Selain dampaknya terhadap perekonomian, militer, dan politik, perang Laut Cina Selatan juga berdampak buruk terhadap lingkungan. Ekosistem terumbu karang di wilayah tersebut telah menderita akibat upaya reklamasi lahan Tiongkok yang ekstensif untuk menciptakan lebih banyak pulau buatan. Populasi ikan dan spesies laut lainnya terancam, penghidupan nelayan setempat terganggu, dan keanekaragaman hayati laut terkena dampak kerusakan terumbu karang. Sayangnya, inisiatif perlindungan lingkungan sering kali diabaikan di tengah pergulatan geopolitik saat ini, meskipun faktanya kerusakan lingkungan ini sulit diselesaikan tanpa kerja sama yang kuat antara negara-negara yang terlibat.

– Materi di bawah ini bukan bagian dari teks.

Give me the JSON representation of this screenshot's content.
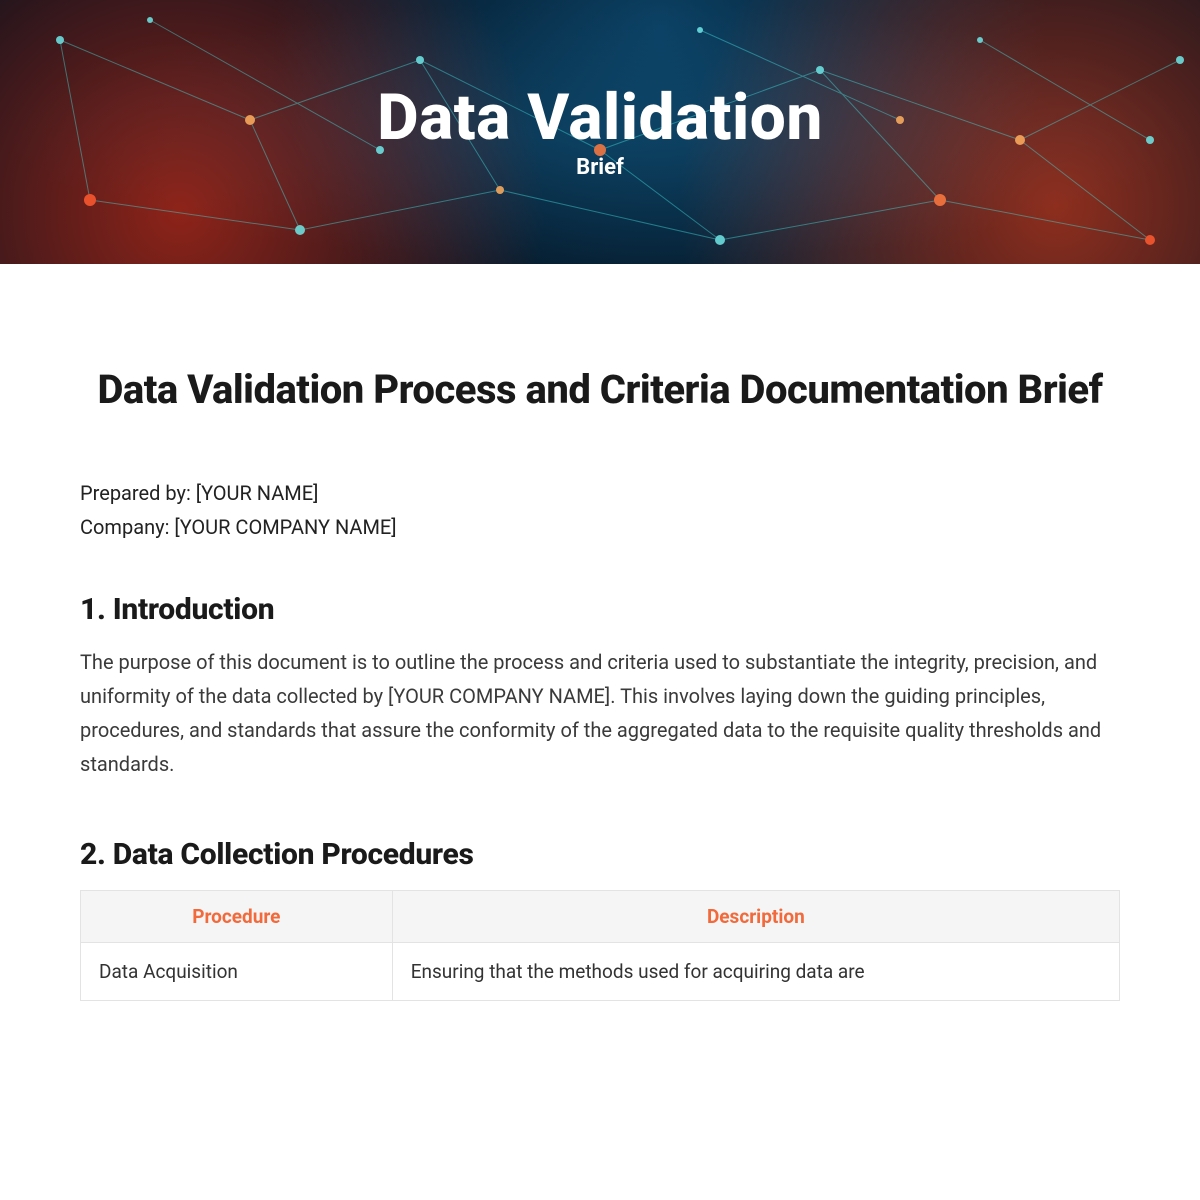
{
  "hero": {
    "title": "Data Validation",
    "subtitle": "Brief"
  },
  "doc": {
    "title": "Data Validation Process and Criteria Documentation Brief",
    "prepared_by_label": "Prepared by: ",
    "prepared_by_value": "[YOUR NAME]",
    "company_label": "Company: ",
    "company_value": "[YOUR COMPANY NAME]"
  },
  "sections": {
    "s1": {
      "heading": "1. Introduction",
      "body": "The purpose of this document is to outline the process and criteria used to substantiate the integrity, precision, and uniformity of the data collected by [YOUR COMPANY NAME]. This involves laying down the guiding principles, procedures, and standards that assure the conformity of the aggregated data to the requisite quality thresholds and standards."
    },
    "s2": {
      "heading": "2. Data Collection Procedures",
      "table": {
        "col1": "Procedure",
        "col2": "Description",
        "rows": [
          {
            "c1": "Data Acquisition",
            "c2": "Ensuring that the methods used for acquiring data are"
          }
        ]
      }
    }
  }
}
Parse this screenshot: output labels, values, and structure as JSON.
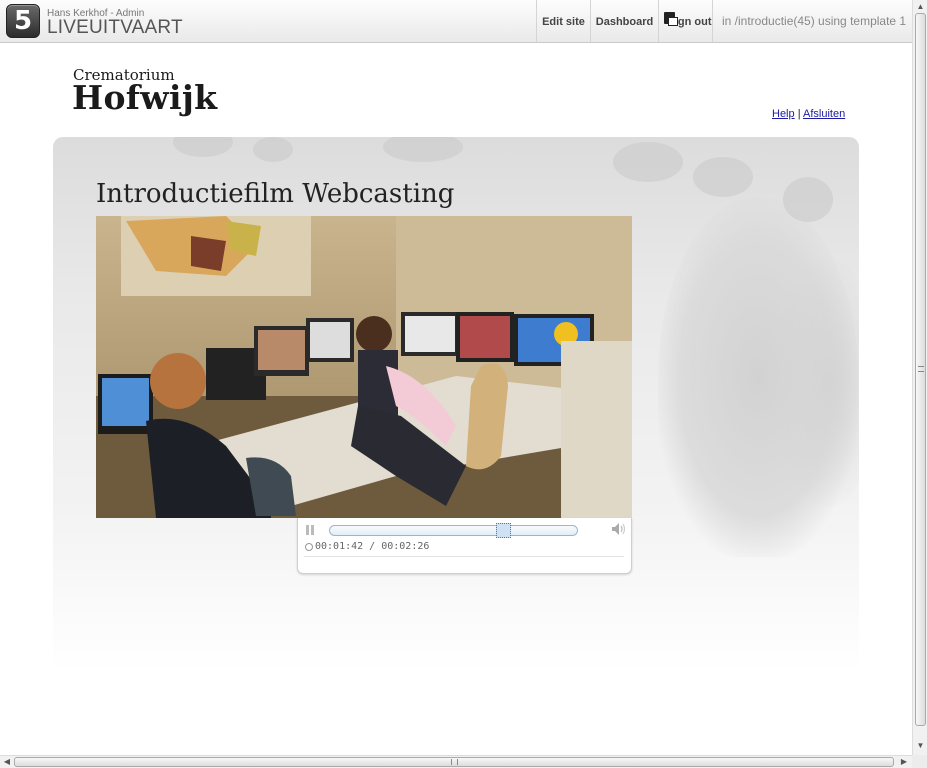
{
  "admin_bar": {
    "logo_number": "5",
    "user": "Hans Kerkhof - Admin",
    "site_name": "LIVEUITVAART",
    "edit_site": "Edit site",
    "dashboard": "Dashboard",
    "sign_out": "Sign out",
    "template_info": "in /introductie(45) using template 1"
  },
  "site": {
    "logo_top": "Crematorium",
    "logo_main": "Hofwijk",
    "help_link": "Help",
    "separator": "|",
    "exit_link": "Afsluiten"
  },
  "page": {
    "title": "Introductiefilm Webcasting"
  },
  "player": {
    "time": "00:01:42 / 00:02:26",
    "progress": 0.7
  },
  "colors": {
    "link": "#1a1aa6",
    "progress_border": "#9ab6cf",
    "thumb": "#cfe2f3"
  }
}
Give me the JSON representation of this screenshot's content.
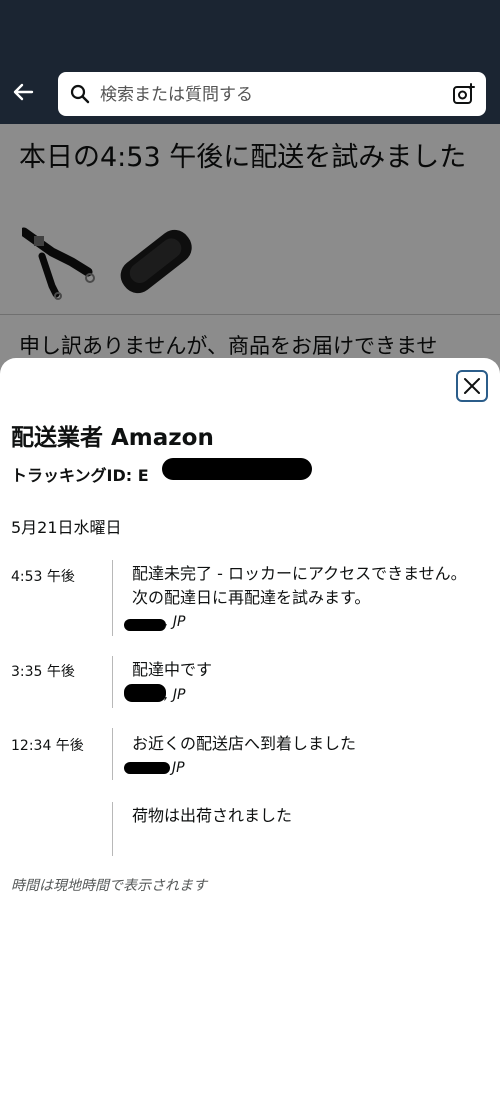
{
  "search": {
    "placeholder": "検索または質問する"
  },
  "background_page": {
    "title": "本日の4:53 午後に配送を試みました",
    "message": "申し訳ありませんが、商品をお届けできませ"
  },
  "sheet": {
    "carrier_title": "配送業者 Amazon",
    "tracking_label": "トラッキングID: E",
    "date_heading": "5月21日水曜日",
    "events": [
      {
        "time": "4:53 午後",
        "text": "配達未完了 - ロッカーにアクセスできません。次の配達日に再配達を試みます。",
        "location": ", JP"
      },
      {
        "time": "3:35 午後",
        "text": "配達中です",
        "location": ", JP"
      },
      {
        "time": "12:34 午後",
        "text": "お近くの配送店へ到着しました",
        "location": "JP"
      },
      {
        "time": "",
        "text": "荷物は出荷されました",
        "location": ""
      }
    ],
    "footnote": "時間は現地時間で表示されます"
  },
  "colors": {
    "header_bg": "#1b2532",
    "close_border": "#2b5d8a",
    "overlay": "rgba(0,0,0,0.45)"
  },
  "icons": {
    "back": "arrow-left-icon",
    "search": "search-icon",
    "camera": "camera-plus-icon",
    "close": "close-icon"
  }
}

Klaim Tiongkok telah ditentang secara diplomatis dan hukum oleh negara-negara seperti Vietnam dan Filipina. Misalnya, Filipina memperoleh penyelesaian pada tahun 2016 ketika Pengadilan Arbitrase Permanen memutuskan bahwa klaim Sembilan Garis Putus Tiongkok tidak memiliki dukungan hukum. Namun Tiongkok menolak perjanjian tersebut dan terus melanjutkan aksi militernya di Laut Cina Selatan. Pola pikir ini menunjukkan bahwa aspirasi Tiongkok belum cukup digagalkan oleh upaya hukum internasional.
Institusi regional lain yang berupaya menengahi perselisihan ini adalah ASEAN. Namun, upaya ini sulit untuk dicapai karena lingkungan ASEAN dan pengaruh Tiongkok yang signifikan terhadap sejumlah negara anggota. Akibatnya, negosiasi Deklarasi Kode Etik di Laut Cina Selatan selama bertahun-tahun tidak membuahkan hasil nyata. Kegagalan ini menunjukkan bahwa kemampuan ASEAN untuk menahan tekanan dari negara-negara kuat seperti Tiongkok masih terbatas, sehingga kontribusi mereka terhadap penyelesaian konflik regional di bawah standar.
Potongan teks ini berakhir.